Nezumi: Personally... I have to disagree with the "no less ugly". The game portrays the assassins as wanting to create peace by eliminating those evil people who fuel war and conflict... while it portrays the Templars as wanting to achieve world peace by enslaving the entire world under mind control to make them nonviolent and complacent. The Templars' method is much more horrifying, and the game continually treats it as such. In fact, near as I can judge from what I've played of the game, the Templars (unsurprisingly) are supposed to go into full-on Knight Templar territory, resorting to truly insidious and evil methods, while the assassins are more antihero Well-Intentioned Extremists, taking an extreme solution to a difficult problem, while not coming across as thoroughly evil and twisted as the Templars.



Charred Knight:Deleted because its not a subversion, and not important. Lelouch will overthrow his father no matter the cost. That doesn't meen he can't Pet the Dog, he just can't do it to much or it will destroy the balance that the series has been using. In other words he can take one million Japanese, but the battle must be fought on Tokyo.

  • More Subversion: Lelouch, with his Magnificent Bastard skills noticeably present, manages to get himself, and 1 million other Japanese (including The Order of Black Knights) out of Area 11 by having every one of them dressing as Zero so that the banishment of Zero applies to each of them as well. Those Japanese are now technically free from the persecution of the Britannian empire. For now...

Kerrah: The World Of Warcraft example (The Infinite Dragonflight) doesn't really count because they are just trying to trick you into allowing them destroy the universe.
Fire Walk: Attack of my chainsaw of anti-matter From The Dark Knight (under comics), but anyone who can reasonably quantify his plans, knock yourself out.
  • But didn't he himself created the corruption and crime, through economical weaponry?
    • As I recall his idea was that humanity needs a place where all the corruption and decadence building up over decades of progress is best exemplified/gathered, so that it can be destroyed to force another beginning or some such.
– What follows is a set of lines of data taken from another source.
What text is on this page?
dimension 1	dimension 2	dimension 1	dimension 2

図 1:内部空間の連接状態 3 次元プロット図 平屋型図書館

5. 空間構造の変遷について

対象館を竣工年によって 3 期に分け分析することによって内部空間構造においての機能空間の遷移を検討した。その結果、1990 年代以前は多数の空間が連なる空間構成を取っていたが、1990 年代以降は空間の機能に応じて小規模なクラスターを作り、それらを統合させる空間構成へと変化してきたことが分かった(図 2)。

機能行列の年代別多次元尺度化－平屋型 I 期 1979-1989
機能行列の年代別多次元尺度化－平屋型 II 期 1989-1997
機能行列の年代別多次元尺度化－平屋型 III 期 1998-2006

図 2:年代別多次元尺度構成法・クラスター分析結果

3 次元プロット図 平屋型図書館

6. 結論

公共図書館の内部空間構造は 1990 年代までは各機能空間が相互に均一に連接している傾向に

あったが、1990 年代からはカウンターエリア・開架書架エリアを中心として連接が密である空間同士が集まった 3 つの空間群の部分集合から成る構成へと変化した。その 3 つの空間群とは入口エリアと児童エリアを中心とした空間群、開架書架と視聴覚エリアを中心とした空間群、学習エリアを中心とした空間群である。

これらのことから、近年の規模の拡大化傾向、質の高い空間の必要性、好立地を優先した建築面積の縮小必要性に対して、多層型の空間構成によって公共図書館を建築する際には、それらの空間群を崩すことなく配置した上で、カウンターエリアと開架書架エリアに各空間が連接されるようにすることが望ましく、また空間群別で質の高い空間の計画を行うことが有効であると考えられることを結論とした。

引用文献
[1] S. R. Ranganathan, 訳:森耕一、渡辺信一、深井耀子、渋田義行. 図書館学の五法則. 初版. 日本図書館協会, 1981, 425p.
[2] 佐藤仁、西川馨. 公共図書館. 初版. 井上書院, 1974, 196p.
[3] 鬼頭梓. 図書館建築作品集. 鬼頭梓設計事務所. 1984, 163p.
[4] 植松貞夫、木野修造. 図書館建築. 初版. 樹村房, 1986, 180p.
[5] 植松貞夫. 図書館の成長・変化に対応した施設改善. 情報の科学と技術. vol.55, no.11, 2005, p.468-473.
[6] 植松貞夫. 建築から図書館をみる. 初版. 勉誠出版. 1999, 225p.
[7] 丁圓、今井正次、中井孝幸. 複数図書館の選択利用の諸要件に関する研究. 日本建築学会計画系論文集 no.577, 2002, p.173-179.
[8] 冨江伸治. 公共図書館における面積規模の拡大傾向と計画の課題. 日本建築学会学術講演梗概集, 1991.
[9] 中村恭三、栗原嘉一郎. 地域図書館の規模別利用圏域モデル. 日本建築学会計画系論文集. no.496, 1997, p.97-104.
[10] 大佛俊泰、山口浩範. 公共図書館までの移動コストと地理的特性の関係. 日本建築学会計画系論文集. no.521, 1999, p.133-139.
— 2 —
Maximillian Thermador/Otsdarva in Armored Core 4: For Answer (videogames) is a classic example of this. He plots to bring down the power supply for the 'cradles' floating arks in the stratosphere where hundreds of millions of people live to escape the radiation pollution on the surface of the Earth, potentially killing huge numbers of them. His motivation is revealed at the end to be so he can use the power supply instead to power anti-satellite cannons to clear millions of orbital mines littering Earth'a orbit placed there by competing fascist corporations that control the world to stop each other entering space and getting an advantage over each other.

By doing this, he'll free humanity to escape Earth and find their destiny in the stars and overthrow the corrupt corporations rather than inevitably face extinction on a dying world, albiet at the cost of millions of lives. Interestingly if you side against him (there are three endings) you never learn his motivation and thus the 'good' ending is actually the bad one, whereas if you do side with him, millions die, but the 'bad' ending where millions die is actually the good ending as humanity prospers, so in a sense the game is sympathising with the well intentioned extremist.


Count Dorku: Is it just me, or is this one of the most frequently mispelled trope names out there?